Nuke the MOOCs

Is this guy taking a MOOC?

Is this guy taking a MOOC?

After a rash of enthusiasm about Massively Open Online Courses (MOOCs), the counter-reaction is setting in. Only a tiny percentage of the hoards of people enrolling in classes actually complete them. Many students drop out because they have competing demands for their time; others get bored by the inability to have meaningful interaction with the professor or anyone else, even on online chat boards.

Rachelle DeJong enrolled in two MOOCs and declared them massively boring. Here’s what she wrote for “Minding the Campus“:

One of the main defects in MOOCs is the sterile, disengaged character that afflicts many online courses,  especially massive online courses.
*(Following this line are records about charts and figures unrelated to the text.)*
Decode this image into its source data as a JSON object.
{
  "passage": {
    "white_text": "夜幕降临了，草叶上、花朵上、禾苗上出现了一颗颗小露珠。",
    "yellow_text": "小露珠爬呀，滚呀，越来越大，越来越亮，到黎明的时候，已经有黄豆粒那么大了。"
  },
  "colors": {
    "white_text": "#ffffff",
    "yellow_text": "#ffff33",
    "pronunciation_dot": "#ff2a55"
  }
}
If a course is to be more than an intellectual IV dripping raw facts into the mind, it requires articulation of questions and synthesizing of answers, discussion and debate over claims and analyses, and some form of intellectual community that helps turn information into knowledge and knowledge into wisdom. Mere physical presence doesn’t guarantee any of these things, of course, but they do depend in varying ways on personal connection, which is much harder to replicate online.

Undoubtedly, there will be a niche for MOOCs, but I don’t see massively open online courses overthrowing conventional education. More likely the industry will gravitate to blended models that integrate computer learning, online learning and personal interaction — a model that combines the advantages of personal contact with the economies made possible by education.